La bonne nouvelle de ce mois de juin est, on le sait, tombée au matin de la Saint Jean, cette fête qui est à l’opposé de Noël dans le calendrier chrétien, jour où la lumière culmine dans l’hémisphère nord, jour surtout qui sonne le glas du monde ancien, comme Jean-Baptiste achevait la première partie de la révélation : donc, ce jour-ci, les Britanniques se sont réveillés, et ils étaient libres.
Libres de nouveau en cette Saint Jean qui, si l’on en croyait Nigel Farage, le chef de file du Brexit, devrait devenir fête nationale du Royaume-Uni, ou du moins l’équivalent de cette saint Crépin, lorsque Henry V d’Angleterre défit les Français à Azincourt, victoire elle encore – même si la défaite fut belle de notre côté aussi – de petits hommes libres contre les dominants, et que Shakespeare célébra ainsi : « We few, we happy few, we band of brothers. »
En effet, aujourd’hui et à nouveau, c’est une bande de libres Anglais, guéris de la bureaucratie bruxelloise, revenus du multiculturalisme et de l’immigration de masse, vaccinés contre le marché commun, qui ont choisi de recouvrer leur souveraineté. Certes, de nos jours on ne fait plus cela dans le sang – en tout cas, pas encore. Mais la menace que coule ce « sang des pauvres » qu’est l’or, ou l’argent des banquiers, des financiers, des bourses, joue encore et pèse comme une épée de Damoclès. En effet, que dit-on aux peuples ? Bougez ne serait-ce que le petit doigt et l’on ferme les vannes, et la monnaie s’écroule, et les investissements désertent. Ce sont les peurs sur quoi nos maîtres non élus ont joué, refaisant en quelque sorte ce serment des aristocrates athéniens, que Chantal Delsol aime à citer pour rappeler ce qui nous guette : « Je jure de nuire au peuple par tous les moyens. » Mais peur vaine devant la décision glorieuse des Britanniques.

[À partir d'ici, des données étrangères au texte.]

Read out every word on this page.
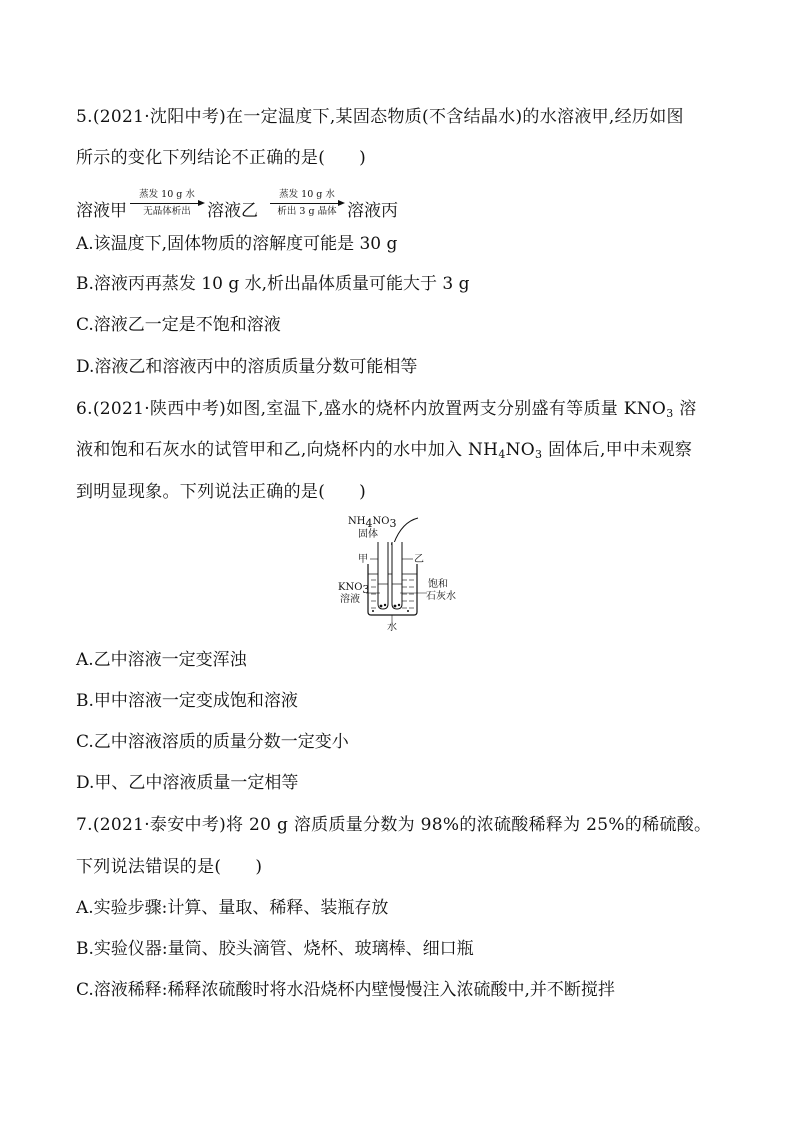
5.(2021·沈阳中考)在一定温度下,某固态物质(不含结晶水)的水溶液甲,经历如图
所示的变化下列结论不正确的是( )
溶液甲
蒸发 10 g 水
无晶体析出 溶液乙
蒸发 10 g 水
析出 3 g 晶体 溶液丙
A.该温度下,固体物质的溶解度可能是 30 g
B.溶液丙再蒸发 10 g 水,析出晶体质量可能大于 3 g
C.溶液乙一定是不饱和溶液
D.溶液乙和溶液丙中的溶质质量分数可能相等
6.(2021·陕西中考)如图,室温下,盛水的烧杯内放置两支分别盛有等质量 $KNO_3$ 溶
液和饱和石灰水的试管甲和乙,向烧杯内的水中加入 $NH_4NO_3$ 固体后,甲中未观察
到明显现象。下列说法正确的是( )
$NH_4NO_3$
固体
甲	乙
$KNO_3$
溶液
饱和
石灰水
水
A.乙中溶液一定变浑浊
B.甲中溶液一定变成饱和溶液
C.乙中溶液溶质的质量分数一定变小
D.甲、乙中溶液质量一定相等
7.(2021·泰安中考)将 20 g 溶质质量分数为 98%的浓硫酸稀释为 25%的稀硫酸。
下列说法错误的是( )
A.实验步骤:计算、量取、稀释、装瓶存放
B.实验仪器:量筒、胶头滴管、烧杯、玻璃棒、细口瓶
C.溶液稀释:稀释浓硫酸时将水沿烧杯内壁慢慢注入浓硫酸中,并不断搅拌
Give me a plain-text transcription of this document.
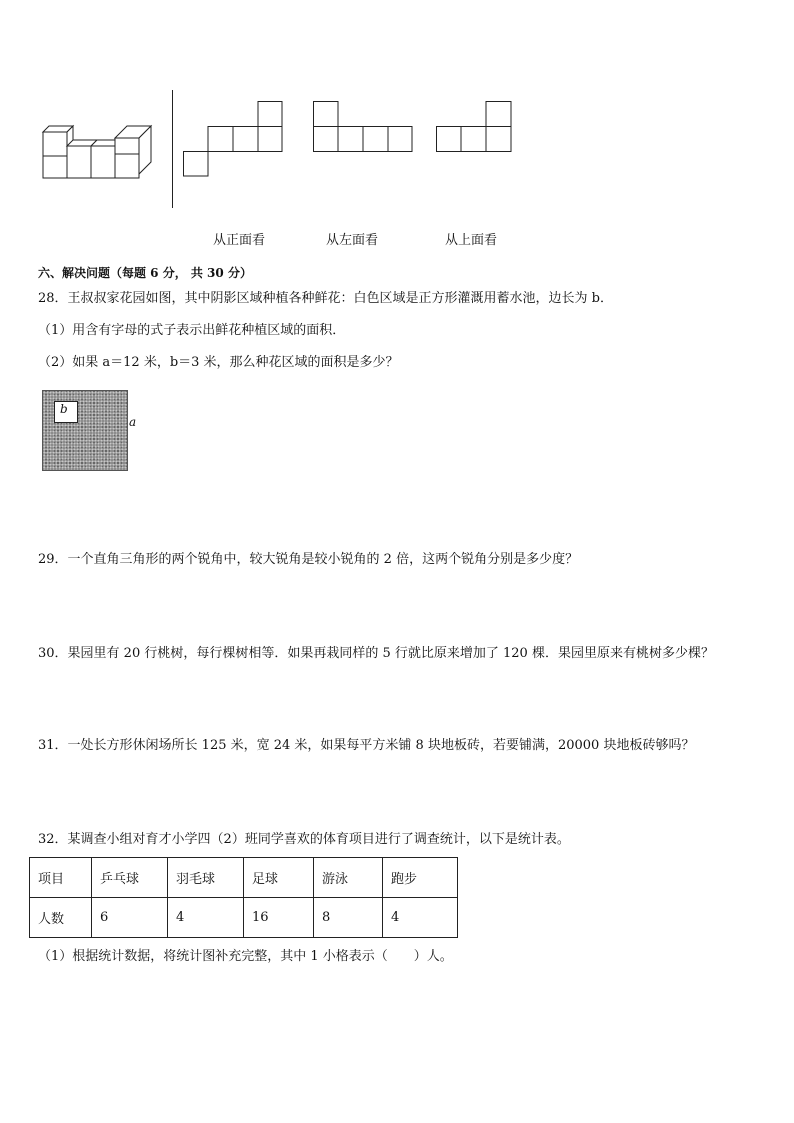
从正面看	从左面看	从上面看
六、解决问题（每题 6 分， 共 30 分）
28．王叔叔家花园如图，其中阴影区域种植各种鲜花：白色区域是正方形灌溉用蓄水池，边长为 b．
（1）用含有字母的式子表示出鲜花种植区域的面积．
（2）如果 a＝12 米，b＝3 米，那么种花区域的面积是多少？
b
a
29．一个直角三角形的两个锐角中，较大锐角是较小锐角的 2 倍，这两个锐角分别是多少度？
30．果园里有 20 行桃树，每行棵树相等．如果再栽同样的 5 行就比原来增加了 120 棵．果园里原来有桃树多少棵？
31．一处长方形休闲场所长 125 米，宽 24 米，如果每平方米铺 8 块地板砖，若要铺满，20000 块地板砖够吗？
32．某调查小组对育才小学四（2）班同学喜欢的体育项目进行了调查统计，以下是统计表。
项目	乒乓球	羽毛球	足球	游泳	跑步
人数	6	4	16	8	4
（1）根据统计数据，将统计图补充完整，其中 1 小格表示（　　）人。
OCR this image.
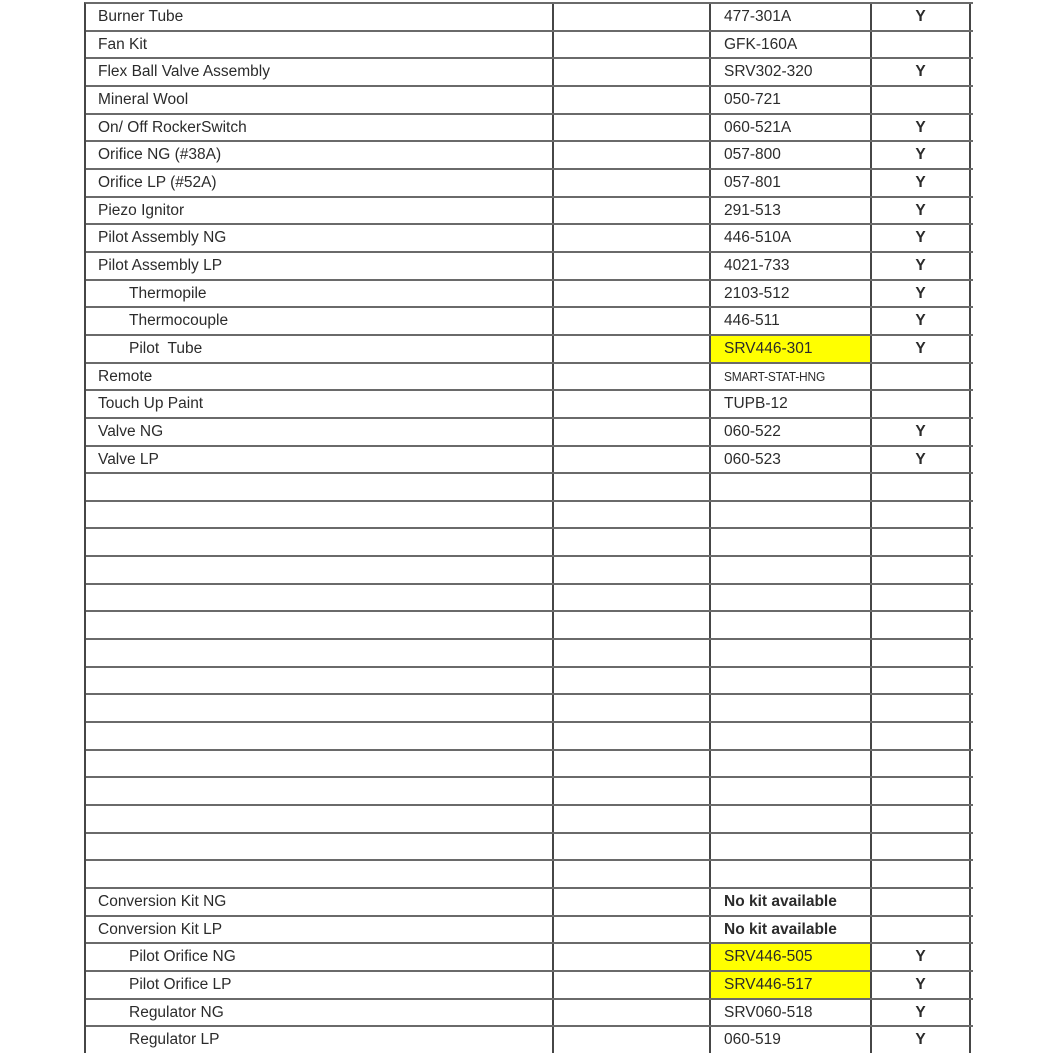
Burner Tube	477-301A	Y
Fan Kit	GFK-160A
Flex Ball Valve Assembly	SRV302-320	Y
Mineral Wool	050-721
On/ Off RockerSwitch	060-521A	Y
Orifice NG (#38A)	057-800	Y
Orifice LP (#52A)	057-801	Y
Piezo Ignitor	291-513	Y
Pilot Assembly NG	446-510A	Y
Pilot Assembly LP	4021-733	Y
Thermopile	2103-512	Y
Thermocouple	446-511	Y
Pilot  Tube	SRV446-301	Y
Remote	SMART-STAT-HNG
Touch Up Paint	TUPB-12
Valve NG	060-522	Y
Valve LP	060-523	Y
Conversion Kit NG	No kit available
Conversion Kit LP	No kit available
Pilot Orifice NG	SRV446-505	Y
Pilot Orifice LP	SRV446-517	Y
Regulator NG	SRV060-518	Y
Regulator LP	060-519	Y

En réalité, ce libre choix du peuple anglais laisse augurer du meilleur : que cette Europe-ci explose enfin, non pour que renaissent les conflits et les disputes, mais pour qu’enfin une vraie confédération de peuples souverains puisse se créer. Une confédération où les exécutifs et les parlements ne soient plus liés par des traités qui les dépouillent, mais par des traités justes, nécessaires, signés si et seulement s’il le faut, selon ce sempiternel principe de subsidiarité dont l’on rebat tant les oreilles pour nous faire oublier qu’on ne l’applique jamais. On nous fait craindre la fin des projets européens : mais c’est ne pas se souvenir que les projets qui ont abouti et fonctionné, comme Airbus, sont nés lors que l’Europe de Maastricht n’existait pas, preuve s’il en était besoin que la coopération bi ou multilatérale n’a nul besoin de la Bruxelles technocratique pour exister.
Bien au contraire, d’ailleurs. Et les Anglais ont mille fois raison de recouvrer aussi la maîtrise de leurs frontières, quand l’Europe n’a fait que les détruire sans les remplacer. Brexit ici, murs de protection en Europe centrale et de l’est : décidément, peuples et gouvernements n’en finissent plus de souffleter les petits maîtres qui nous ont si longtemps humiliés.
Si la France était encore une démocratie normale, on attendrait que son gouvernement lui propose un vote équivalent, qui serait comme la réparation de l’attentat à la souveraineté populaire que fut le traité de Lisbonne. Mais ce serait trop rêver que d’attendre que François Hollande ou Manuel Valls, cet aveugle et ce paralytique, osent voir la réalité en face et s’y frotter. Non, ils la nieront jusqu’au bout et vanteront plus d’Europe, c’est-à-dire aujourd’hui plus d’Allemagne, puisqu’il est patent que le pays d’Angela Merkel nous dépouillera décidément jusqu’au bout, non d’ailleurs que ce soit de sa faute, elle joue sa partition, mais que nous-mêmes ayons décidé d’abandonner tout courage et toute espérance.
L’une des leçons que nous pouvons d’ores et déjà tirer de cet adieu anglais à la fausse Europe, c’est que nos élections à venir, si décisives pour l’avenir du pays, se joueront notamment sur la question de la souveraineté. Les fans de Bruxelles sortiront leur artillerie, appelant à refuser les peurs et le repli sur soi. Gageons que le peuple français, d’une façon ou d’une autre, leur infligera à son tour le camouflet qu’ils méritent, et reprendra aussi sa liberté.